Remix.run Logo
nobody9999 3 days ago

>Did the people pursuing these bans consider having empathy with the people who value these books, and try to understand why they value them?

>Stop defending tyranny.

I think you miss GP's point. It's not that they support such book bans or the ideology that encourages that and other anti-democratic (small 'd') nastiness. Rather it's the old saw that 'you catch more flies with honey than with vinegar (balsamic vinegar excepted).'

While there are many who are callous, cruel pieces of shit, there are more who live (without their knowledge or consent -- cf. rural broadcast media landscape, online bubbles, etc.) in an "information" environment that promotes such stuff as "godly" and "American" and "freedom", when that's not even close to the truth.

Which is clear from the book bans, the ridiculous "anchor babies" trope, the Democrats are all communists and on and on and on.

Yes, folks who actively foment this stuff and cynically (or even genuinely) fight to reduce liberty need to be resisted.

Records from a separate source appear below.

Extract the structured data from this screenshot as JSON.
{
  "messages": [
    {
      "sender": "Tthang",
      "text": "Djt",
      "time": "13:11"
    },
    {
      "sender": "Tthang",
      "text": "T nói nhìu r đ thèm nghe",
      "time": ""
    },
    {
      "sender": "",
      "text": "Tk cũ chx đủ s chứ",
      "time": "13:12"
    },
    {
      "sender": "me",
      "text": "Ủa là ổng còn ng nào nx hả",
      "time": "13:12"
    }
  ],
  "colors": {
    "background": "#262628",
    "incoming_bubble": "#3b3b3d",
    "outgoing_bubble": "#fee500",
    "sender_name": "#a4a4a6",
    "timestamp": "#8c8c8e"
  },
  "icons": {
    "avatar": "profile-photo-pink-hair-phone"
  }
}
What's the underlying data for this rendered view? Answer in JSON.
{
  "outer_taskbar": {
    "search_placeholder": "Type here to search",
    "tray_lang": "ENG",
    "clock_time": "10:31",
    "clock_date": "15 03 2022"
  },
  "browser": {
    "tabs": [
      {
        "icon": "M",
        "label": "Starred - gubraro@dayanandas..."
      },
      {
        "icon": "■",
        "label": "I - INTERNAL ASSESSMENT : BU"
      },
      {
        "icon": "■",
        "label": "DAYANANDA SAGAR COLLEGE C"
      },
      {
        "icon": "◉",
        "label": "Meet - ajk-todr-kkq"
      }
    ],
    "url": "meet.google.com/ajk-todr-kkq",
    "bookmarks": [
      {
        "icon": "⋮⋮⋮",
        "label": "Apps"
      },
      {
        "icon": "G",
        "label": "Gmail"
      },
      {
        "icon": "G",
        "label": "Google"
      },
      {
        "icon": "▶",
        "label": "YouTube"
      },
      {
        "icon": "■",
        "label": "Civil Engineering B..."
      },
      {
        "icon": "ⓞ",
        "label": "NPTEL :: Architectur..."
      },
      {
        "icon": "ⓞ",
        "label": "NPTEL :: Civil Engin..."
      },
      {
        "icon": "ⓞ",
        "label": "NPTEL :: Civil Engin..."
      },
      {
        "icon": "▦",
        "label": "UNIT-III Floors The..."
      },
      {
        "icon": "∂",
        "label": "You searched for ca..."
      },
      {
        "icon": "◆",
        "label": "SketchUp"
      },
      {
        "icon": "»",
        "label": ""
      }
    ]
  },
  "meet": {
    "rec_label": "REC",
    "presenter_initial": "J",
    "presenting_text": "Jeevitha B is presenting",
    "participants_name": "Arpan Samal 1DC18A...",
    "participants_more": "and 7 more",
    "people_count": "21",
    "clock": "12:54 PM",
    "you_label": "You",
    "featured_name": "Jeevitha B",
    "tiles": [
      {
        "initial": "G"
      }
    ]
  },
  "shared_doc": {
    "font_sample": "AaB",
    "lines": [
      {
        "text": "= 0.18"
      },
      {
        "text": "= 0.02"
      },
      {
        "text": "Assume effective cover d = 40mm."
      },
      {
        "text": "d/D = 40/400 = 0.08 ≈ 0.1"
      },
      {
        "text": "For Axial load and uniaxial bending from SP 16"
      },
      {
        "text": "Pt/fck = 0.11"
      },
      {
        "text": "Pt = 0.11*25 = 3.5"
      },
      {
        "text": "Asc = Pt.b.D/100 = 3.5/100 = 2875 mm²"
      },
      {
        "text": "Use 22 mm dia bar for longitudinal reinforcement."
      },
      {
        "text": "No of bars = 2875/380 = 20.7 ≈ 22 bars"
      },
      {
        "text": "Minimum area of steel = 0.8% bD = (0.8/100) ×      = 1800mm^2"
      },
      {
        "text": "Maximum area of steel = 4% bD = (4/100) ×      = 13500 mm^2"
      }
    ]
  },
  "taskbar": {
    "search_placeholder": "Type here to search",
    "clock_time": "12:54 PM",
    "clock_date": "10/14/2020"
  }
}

Strongly and loudly.

But if you adopt those folks' "othering" tactics, you devalue everyone who doesn't specifically agree with you and everything you believe as evil and unredeemable, you remove a key opportunity for education, positive experience and persuasion.

Will that work for everyone? Absolutely not. But we don't need everyone, just the ones who are honest and fair-minded. And those can certainly be those who disagree with you.

If you exclude the radical reactionaries, bigots and cynical scum who seek to profit from promoting such ideas, the majority of all of us agree about much more than we disagree.

Perhaps that's something we all should ruminate on.